Glyndebourne se entregó a su nueva Carmen y a sus artífices escénicos y musicales. La ovación final fue de las que hacía muchos años que no se escuchaban en el precioso teatro de las colinas de East Sussex, abarrotado, como siempre.
A Anne Sophie von Otter se le esperaba con ganas y trabajaba, sin duda, a favor de obra: buena cantante, guapa, encantadora de verdad, en la línea de las que se han hecho dueñas de la casa, de Janet Baker a Felicity Lott.

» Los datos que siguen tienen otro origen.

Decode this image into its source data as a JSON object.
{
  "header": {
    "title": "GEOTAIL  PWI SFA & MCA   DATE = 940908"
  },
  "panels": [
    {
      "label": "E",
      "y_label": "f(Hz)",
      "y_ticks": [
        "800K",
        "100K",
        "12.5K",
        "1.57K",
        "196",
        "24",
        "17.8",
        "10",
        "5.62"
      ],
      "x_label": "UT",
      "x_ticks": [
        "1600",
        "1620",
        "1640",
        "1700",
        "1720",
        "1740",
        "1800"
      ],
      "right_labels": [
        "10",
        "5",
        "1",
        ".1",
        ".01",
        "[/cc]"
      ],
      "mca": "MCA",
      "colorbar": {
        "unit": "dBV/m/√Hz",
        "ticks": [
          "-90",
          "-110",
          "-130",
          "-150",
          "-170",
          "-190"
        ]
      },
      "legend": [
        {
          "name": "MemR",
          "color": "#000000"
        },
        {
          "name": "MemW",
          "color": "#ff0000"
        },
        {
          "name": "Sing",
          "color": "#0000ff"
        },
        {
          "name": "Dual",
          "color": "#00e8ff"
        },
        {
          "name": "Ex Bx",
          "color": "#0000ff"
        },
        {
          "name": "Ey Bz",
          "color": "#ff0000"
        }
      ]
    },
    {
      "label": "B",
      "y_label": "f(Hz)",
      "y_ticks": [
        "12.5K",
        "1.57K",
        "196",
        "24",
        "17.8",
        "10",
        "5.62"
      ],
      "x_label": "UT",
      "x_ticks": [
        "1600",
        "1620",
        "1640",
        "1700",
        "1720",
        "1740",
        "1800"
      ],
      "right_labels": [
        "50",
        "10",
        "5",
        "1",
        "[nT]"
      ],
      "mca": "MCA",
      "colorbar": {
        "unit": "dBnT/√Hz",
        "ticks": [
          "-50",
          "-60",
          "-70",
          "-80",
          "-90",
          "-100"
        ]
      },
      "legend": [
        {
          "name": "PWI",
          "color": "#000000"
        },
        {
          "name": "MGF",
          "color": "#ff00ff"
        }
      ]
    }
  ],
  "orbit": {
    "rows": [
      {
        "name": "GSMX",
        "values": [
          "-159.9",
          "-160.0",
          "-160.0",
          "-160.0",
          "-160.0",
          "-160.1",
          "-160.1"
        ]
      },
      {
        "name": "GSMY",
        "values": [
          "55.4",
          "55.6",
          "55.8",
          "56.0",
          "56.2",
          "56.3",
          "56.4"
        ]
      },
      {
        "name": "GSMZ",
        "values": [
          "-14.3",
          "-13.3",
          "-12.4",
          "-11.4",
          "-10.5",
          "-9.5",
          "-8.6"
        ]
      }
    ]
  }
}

A David McVicar había que perdonarle su La Bohème de hace un par de años con la Glyndebourne Touring Opera, y quedó redimido. Cuando la Carmen sueca sacó a saludar a Phillipe Jordan, el muy exclusivo público de Glyndebourne se soltó el pelo y marcaba con los pies el compás de los aplausos. Ya nadie se acordaba de que el tabaco puede ser perjudicial para la salud.
Ópera y merienda
El Festival de Glyndebourne es uno de esos sitios al que ningún aficionado a la ópera querría dejar de ir antes de morir. Y no sólo para escuchar buenas voces en su escenario recién renovado. La otra atracción inevitable es poder merendar, durante el gran intermedio de que se dispone siempre en cada representación, en las propiedades que rodean al teatro, propiedad de la familia Christie, los fundadores del evento en 1934 y todavía hoy anfitriones en tercera generación. El sonido de las voces y de la orquesta es entonces el de las esquilas de las ovejas y el de los corchos de las botellas de champán. El festival tiene su lado más democrático: la Glyndebourne Touring Opera, que recorre el país fuera de la temporada, y las becas a jóvenes talentos. Es fácil distinguir en la estación Victoria a los que van a Glyndebourne: esmoquin ellos, traje largo ellas, paraguas y la cesta de la merienda.